Broadside by Michael Shaprio with poem by Mary Buchinger from the Michael Shapiro Papers, 1981-2016 (042).
The Cambridge Room is pleased to announce that the Michael Shapiro Papers, 1981-2016 are now available to research.
Biography
Michael Shapiro was born in 1948 in New York City and grew up in Woodside, Queens. He earned a B.S. from the University of Massachusetts at Boston in 1983, a Ph.D. from the University of Michigan in 1988, and a M.E. in Computer Science from Cornell University in 2000. Shapiro grew up in a leftist Jewish household and came of age during the 1960s, participating in the counter culture revolution. He has lived for many years in Cambridge, Massachusetts. His is married to Mary Kerins.
Collection Overview
This collection contains the broadsides, cartoons, publications, and poetry of Michael Shapiro. His particular interest is American Yiddish poets from the early twentieth century. These poets include Anna Margolin (b. Rosa Lebensboym), Rachel Korn, Celia Dropkin, and Moishe-Leib Halpern. English translations of the poets are included with the artwork. “Don’t Think I’ve Changed,” by Margolin is from Drunk From the Bitter Truth, translated by Shirley Kumove. “On the Other Side of the Poem,” by Rachel Korn is from An Anthology of Modern Yiddish Poetry, bilingual edition, selected and translated by Ruth Whitman, originally published by Workmen’s Circle and later by Wayne State University Press. Shapiro translated “Who Is?,” “Evening,” and “A Shikse by the Sea” by Halpern, “To Lucifer” and “My Hands” by Dropkin, and “Darkened Room” and “Slowly and Luminously” by Anna Margolin. On the Halpern broadside, the drawing of the man is based on a self-portrait by Halpern.

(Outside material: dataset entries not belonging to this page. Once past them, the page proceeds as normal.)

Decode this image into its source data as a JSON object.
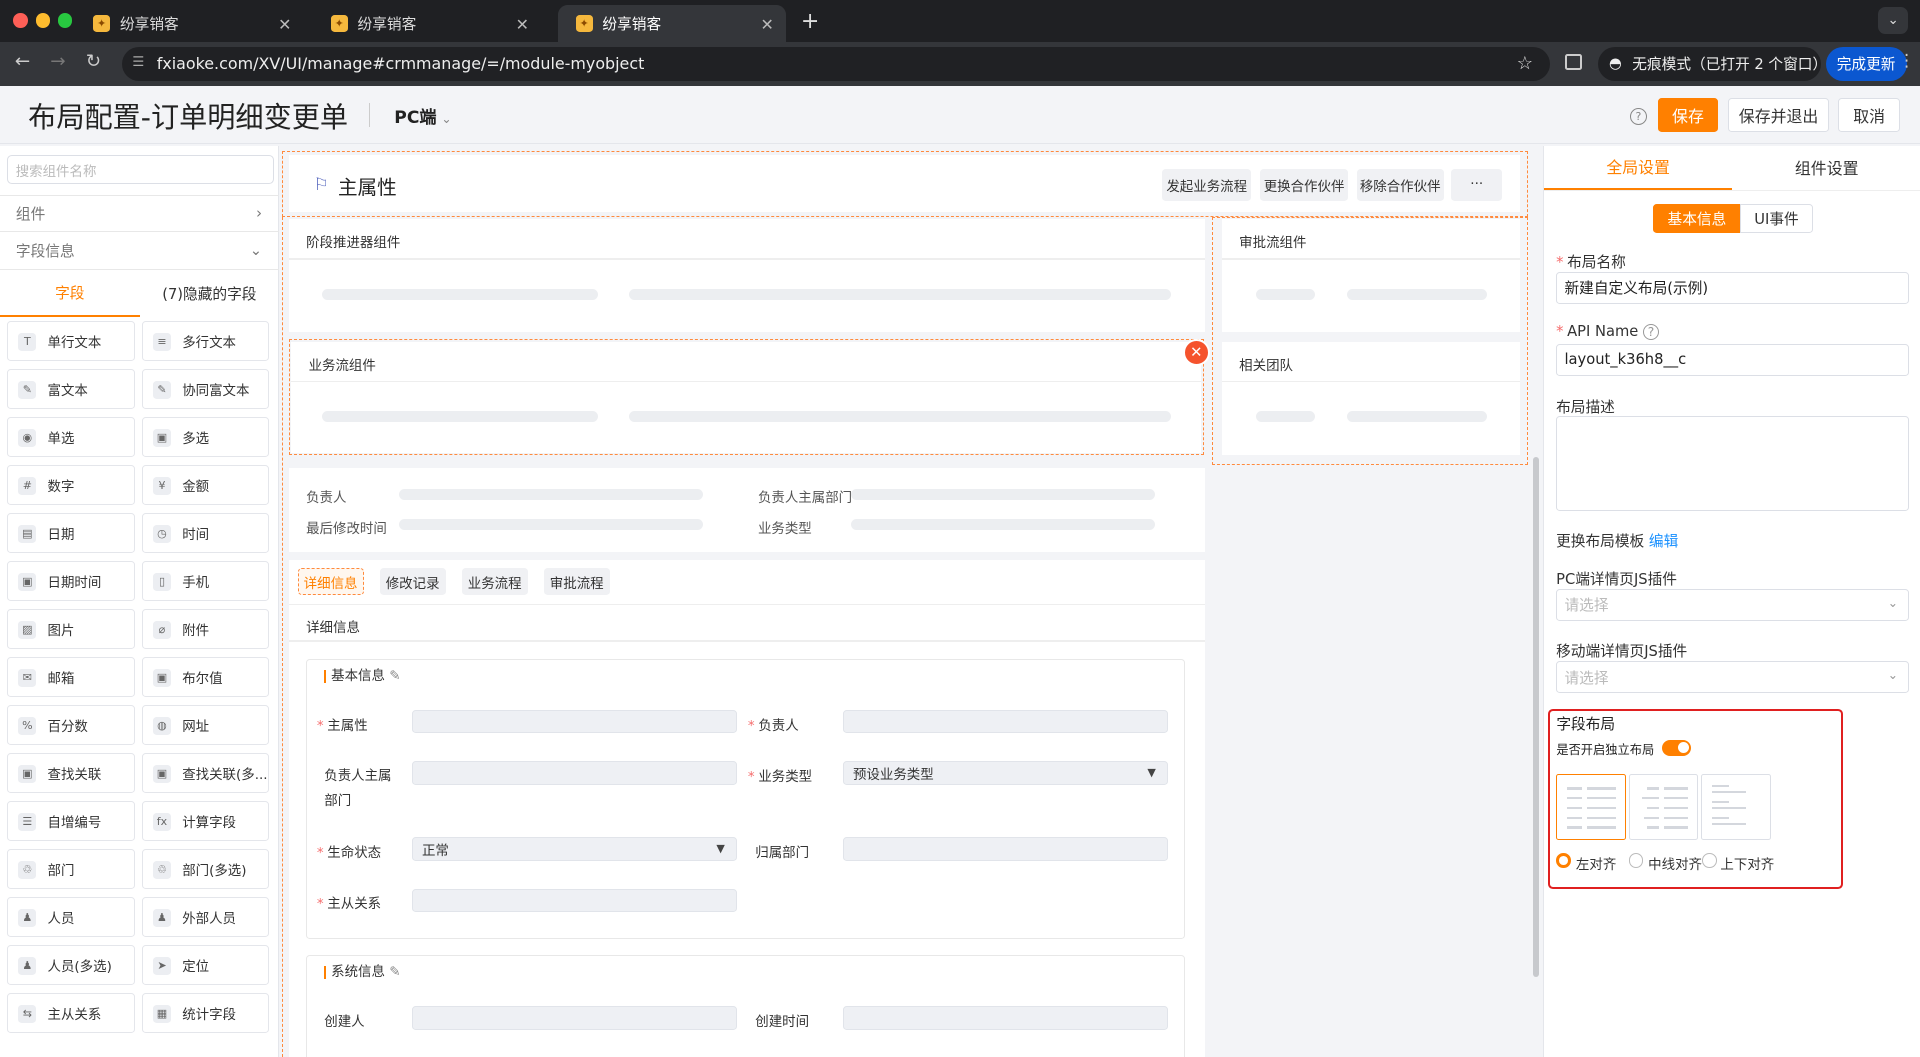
{
  "browser": {
    "tabs": [
      {
        "title": "纷享销客"
      },
      {
        "title": "纷享销客"
      },
      {
        "title": "纷享销客"
      }
    ],
    "url": "fxiaoke.com/XV/UI/manage#crmmanage/=/module-myobject",
    "incognito": "无痕模式（已打开 2 个窗口）",
    "update": "完成更新"
  },
  "header": {
    "title": "布局配置-订单明细变更单",
    "platform": "PC端",
    "buttons": {
      "save": "保存",
      "save_exit": "保存并退出",
      "cancel": "取消"
    }
  },
  "left": {
    "search_placeholder": "搜索组件名称",
    "components": "组件",
    "field_info": "字段信息",
    "tabs": [
      "字段",
      "(7)隐藏的字段"
    ],
    "fields": [
      [
        "单行文本",
        "多行文本"
      ],
      [
        "富文本",
        "协同富文本"
      ],
      [
        "单选",
        "多选"
      ],
      [
        "数字",
        "金额"
      ],
      [
        "日期",
        "时间"
      ],
      [
        "日期时间",
        "手机"
      ],
      [
        "图片",
        "附件"
      ],
      [
        "邮箱",
        "布尔值"
      ],
      [
        "百分数",
        "网址"
      ],
      [
        "查找关联",
        "查找关联(多..."
      ],
      [
        "自增编号",
        "计算字段"
      ],
      [
        "部门",
        "部门(多选)"
      ],
      [
        "人员",
        "外部人员"
      ],
      [
        "人员(多选)",
        "定位"
      ],
      [
        "主从关系",
        "统计字段"
      ]
    ],
    "icons": [
      [
        "T",
        "≡"
      ],
      [
        "✎",
        "✎"
      ],
      [
        "◉",
        "▣"
      ],
      [
        "#",
        "¥"
      ],
      [
        "▤",
        "◷"
      ],
      [
        "▣",
        "▯"
      ],
      [
        "▨",
        "⌀"
      ],
      [
        "✉",
        "▣"
      ],
      [
        "%",
        "◍"
      ],
      [
        "▣",
        "▣"
      ],
      [
        "☰",
        "fx"
      ],
      [
        "♲",
        "♲"
      ],
      [
        "♟",
        "♟"
      ],
      [
        "♟",
        "➤"
      ],
      [
        "⇆",
        "▦"
      ]
    ]
  },
  "canvas": {
    "primary_title": "主属性",
    "actions": [
      "发起业务流程",
      "更换合作伙伴",
      "移除合作伙伴",
      "···"
    ],
    "stage": "阶段推进器组件",
    "approval": "审批流组件",
    "flow": "业务流组件",
    "team": "相关团队",
    "summary": {
      "owner": "负责人",
      "owner_dept": "负责人主属部门",
      "modified": "最后修改时间",
      "biz_type": "业务类型"
    },
    "detail_tabs": [
      "详细信息",
      "修改记录",
      "业务流程",
      "审批流程"
    ],
    "detail_title": "详细信息",
    "basic_group": "基本信息",
    "system_group": "系统信息",
    "form": {
      "main_attr": "主属性",
      "owner": "负责人",
      "owner_dept": "负责人主属部门",
      "biz_type": "业务类型",
      "biz_type_val": "预设业务类型",
      "life": "生命状态",
      "life_val": "正常",
      "belong_dept": "归属部门",
      "master": "主从关系",
      "creator": "创建人",
      "create_time": "创建时间"
    }
  },
  "right": {
    "tabs": [
      "全局设置",
      "组件设置"
    ],
    "seg": [
      "基本信息",
      "UI事件"
    ],
    "layout_name_label": "布局名称",
    "layout_name": "新建自定义布局(示例)",
    "api_label": "API Name",
    "api": "layout_k36h8__c",
    "desc_label": "布局描述",
    "template_label": "更换布局模板",
    "edit": "编辑",
    "pc_js": "PC端详情页JS插件",
    "mobile_js": "移动端详情页JS插件",
    "placeholder": "请选择",
    "field_layout": "字段布局",
    "independent": "是否开启独立布局",
    "independent_on": true,
    "align": [
      "左对齐",
      "中线对齐",
      "上下对齐"
    ],
    "align_selected": "左对齐"
  },
  "colors": {
    "accent": "#ff8000",
    "highlight": "#e02020",
    "link": "#1890ff"
  }
}
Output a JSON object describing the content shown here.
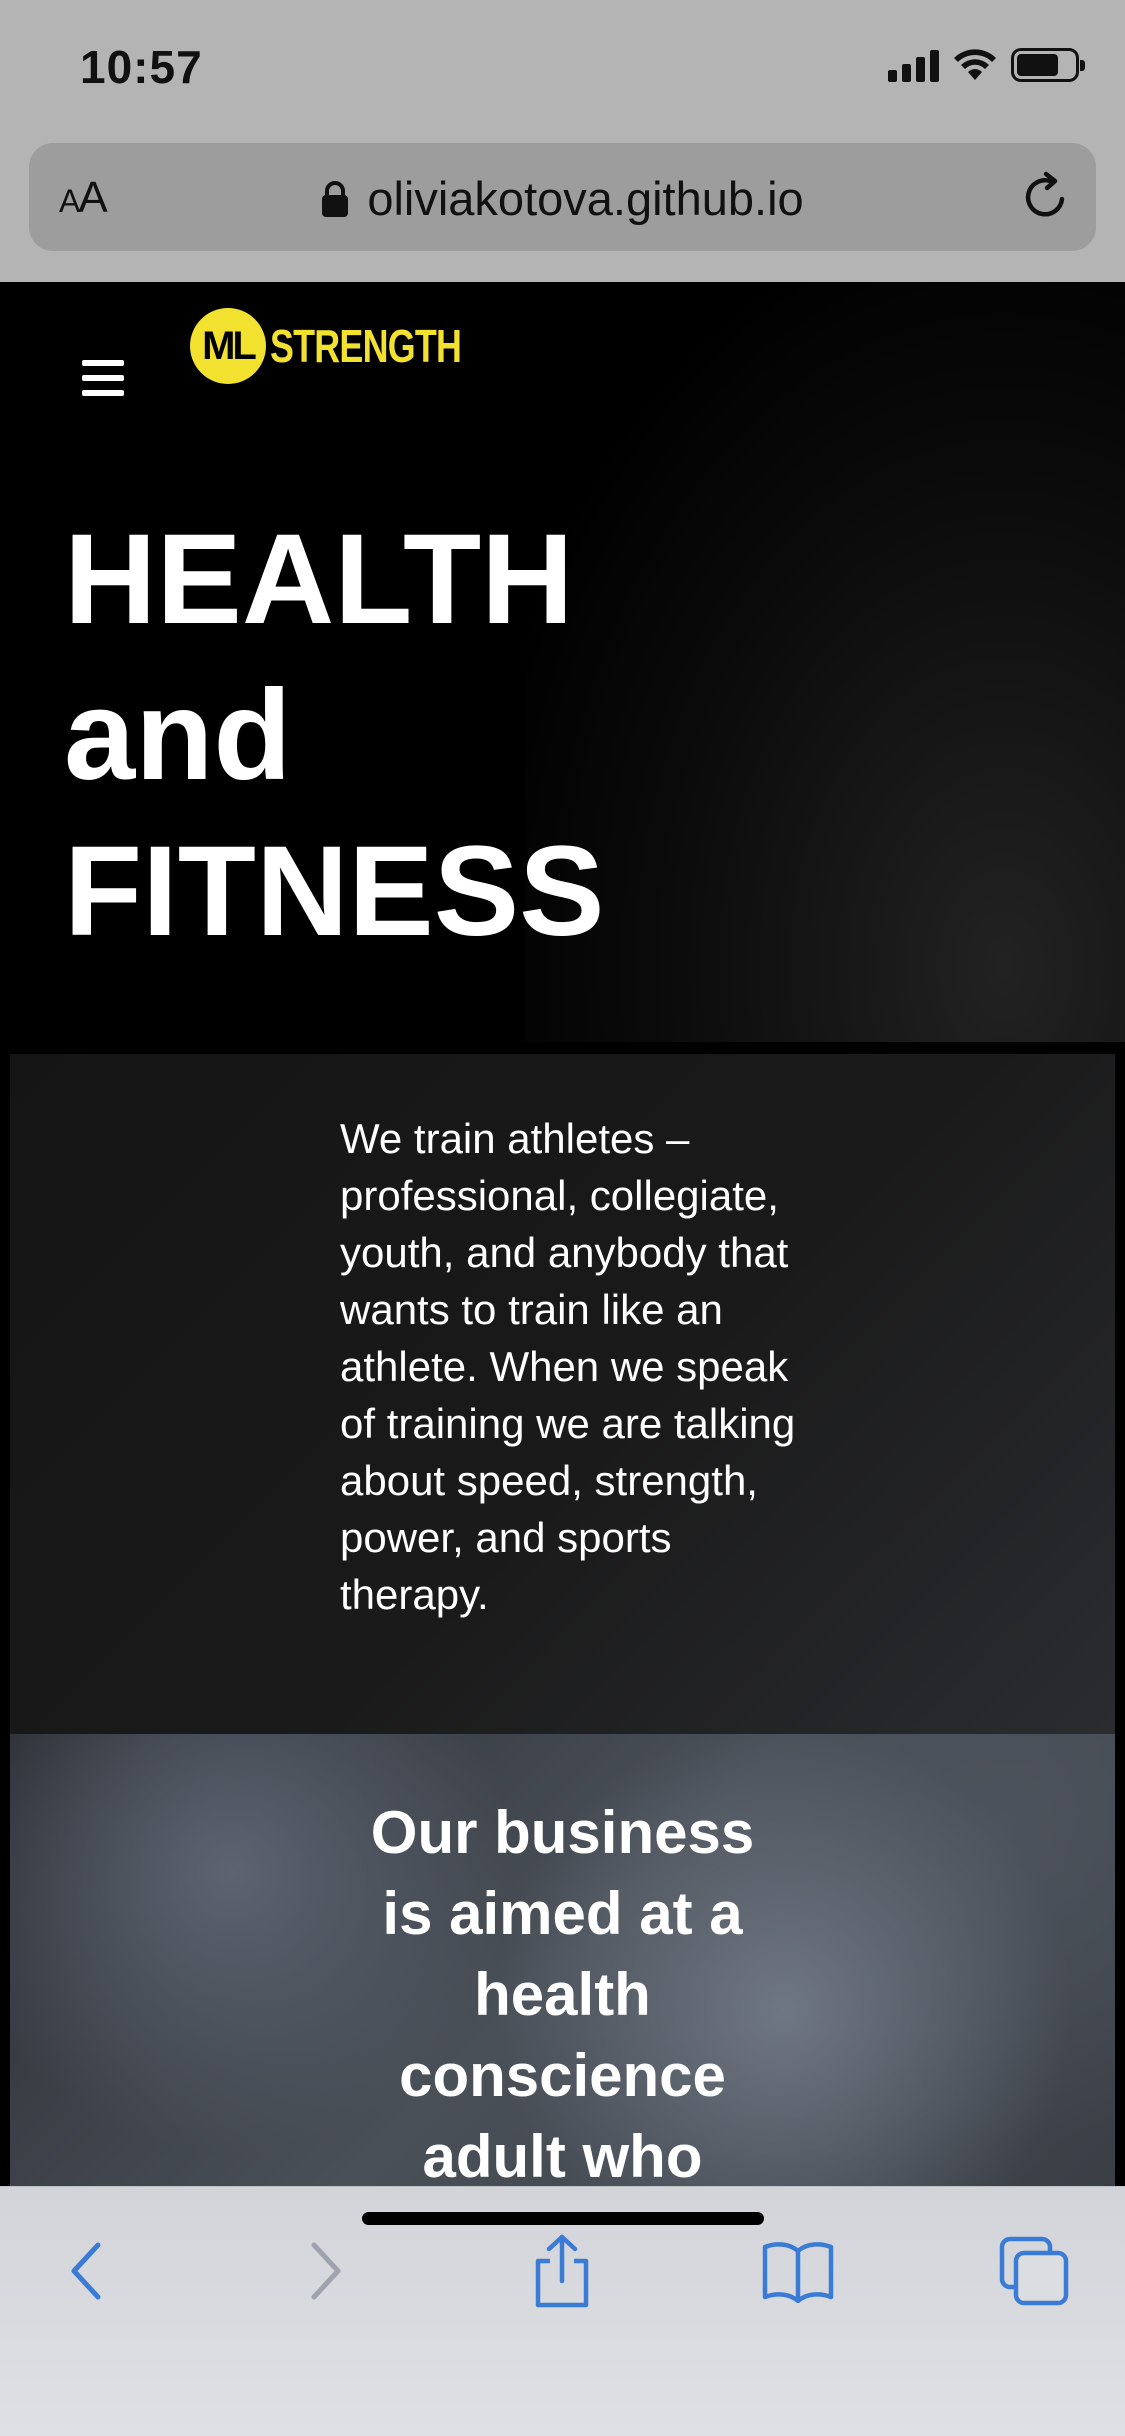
{
  "status_bar": {
    "time": "10:57"
  },
  "browser": {
    "text_size_button": {
      "small": "A",
      "large": "A"
    },
    "url": "oliviakotova.github.io"
  },
  "site": {
    "logo": {
      "badge": "ML",
      "text": "STRENGTH",
      "color": "#f3e12f"
    },
    "hero_title": [
      "HEALTH",
      "and",
      "FITNESS"
    ],
    "intro_text": "We train athletes – professional, collegiate, youth, and anybody that wants to train like an athlete. When we speak of training we are talking about speed, strength, power, and sports therapy.",
    "business_text": [
      "Our business",
      "is aimed at a",
      "health",
      "conscience",
      "adult who"
    ]
  },
  "toolbar": {
    "accent": "#3a7bd5",
    "buttons": [
      "back-icon",
      "forward-icon",
      "share-icon",
      "bookmarks-icon",
      "tabs-icon"
    ]
  }
}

Shapiro has collaborated with local, national, and international poets to create signed, limited edition broadsides. These broadsides were created for poetry festivals as well as readings, many of which took place at the Cambridge Public Library. The poem “Romance of the Romances,” is by Cambridge Public Library employee Daniel Wuenschel, inspired by his shelving of romance novels. Shapiro collaborated with Wuenschel on the chapbook, Leviathan, in the collection under publications.
Included in the collection is Shapiro’s illustration of the Ern Malley poems. Ernest Lalor “Ern” Malley was a fictitious poet and the central figure in Australia’s most celebrated literary hoax. Malley and his entire body of work were created in one day in 1943 by writers James McAuley and Harold Stewart to prank Max Harris and Angry Penguins, the modernist magazine Harris had founded and edited.
The collection includes three of Shapiro’s plays. The 1981 “A Set of Skits and Songs for Street Theatre” comes with instructions for production. Shapiro wrote the skit, Milton Friedman as Witch Doctor, for “Perverse, Immoral, and Profane” (1981) performed by the Newbury Street Theater. Shapiro was also in the play. “I Tell you These Things are Real,” was performed off Broadway at the Producers Club in New York City on March 22 and 23, 2002.
The underground publication, A House United Against Itself, is a zine founded by the Reverend Crowbar (also known as David Nestle and David Crowbar; his real name was David Molinar and has since become a woman and goes by Susan Poe), who also published Popular Reality one of the largest anarchist zines in Ann Arbor, Michigan. A House United Against Itself was published between 1988 and 1994 and was affiliated with other zines published at the time, which were referred to as the United Front Ministries and was connected to the Church of the SubGenius. During this time, there was a subculture of people who took pseudonyms, gave themselves titles, purchased P.O. Boxes, and published zines, which they traded among themselves. The catalyst for this trading was Factsheet Five, which was published as a zine directory. Shapiro, whose pseudonym was the Rev. Etc. with the title Minister of Propaganda, later took over A House United Against. Numbers and issues do not correlate to any real chronology of publication. The number on the back of each publication corresponds to the order in which they were published.
Shapiro creates all his artwork digitally.